Eventually, I came to live in the States, in Michigan, and got used to the local seasons—though I am still indignant when it is very hot and muggy, there is a proper storm, and then it is very hot and muggy all over again. And I got used to having Christmas in winter and Easter in spring, and summer in the middle of the year, and to the oddity that in both hemispheres, the school year would start at the end of the summer/beginning of fall, that is, at the beginning of the calendar year in Brazil but in the middle of the calendar year in the USA.
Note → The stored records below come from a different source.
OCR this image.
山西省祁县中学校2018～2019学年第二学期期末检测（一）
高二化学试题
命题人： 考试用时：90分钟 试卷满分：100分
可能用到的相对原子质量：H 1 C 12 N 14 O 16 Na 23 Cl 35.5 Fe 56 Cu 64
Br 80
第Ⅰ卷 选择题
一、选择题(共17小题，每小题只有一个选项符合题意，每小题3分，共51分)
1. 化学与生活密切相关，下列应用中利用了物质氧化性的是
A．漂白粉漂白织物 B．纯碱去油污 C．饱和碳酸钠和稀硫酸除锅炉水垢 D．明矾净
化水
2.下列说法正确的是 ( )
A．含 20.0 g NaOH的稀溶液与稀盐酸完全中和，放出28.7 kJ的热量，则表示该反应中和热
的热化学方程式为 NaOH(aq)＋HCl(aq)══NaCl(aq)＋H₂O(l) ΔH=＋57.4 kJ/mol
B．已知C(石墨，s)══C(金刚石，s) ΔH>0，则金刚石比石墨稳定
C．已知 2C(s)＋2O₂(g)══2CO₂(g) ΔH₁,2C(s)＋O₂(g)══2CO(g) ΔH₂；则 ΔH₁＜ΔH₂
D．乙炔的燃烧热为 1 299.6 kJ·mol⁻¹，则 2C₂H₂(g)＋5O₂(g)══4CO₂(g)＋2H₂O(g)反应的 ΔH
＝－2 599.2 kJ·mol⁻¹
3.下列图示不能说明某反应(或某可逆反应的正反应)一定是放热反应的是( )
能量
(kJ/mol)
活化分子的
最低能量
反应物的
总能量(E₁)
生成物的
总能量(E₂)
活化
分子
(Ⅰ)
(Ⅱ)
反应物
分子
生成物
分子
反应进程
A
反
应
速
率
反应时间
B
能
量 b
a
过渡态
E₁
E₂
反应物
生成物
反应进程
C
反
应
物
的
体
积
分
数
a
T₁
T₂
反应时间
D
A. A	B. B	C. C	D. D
I also got used to having snow at the appropriate time of the year, and I even learned, sort of, how to ski, though it took me a while to figure out how to get down from the chair lift (I think at the resort where we went more than once, the attendants learned to slow the machine down when they saw me coming, which was nice of them). And generally, as I stood at the top of the slope, looking down, I asked myself what a tropical creature like me was doing there, and whether I could just stay there till spring and get down the rational way.

Snow, sun, rain, storms, heat, cold—they are unevenly distributed around the world, and people learn to live with that, and enjoy them for light, rest, beauty, warmth, relief, excitement. I am glad I have lived where the elements are not really extreme.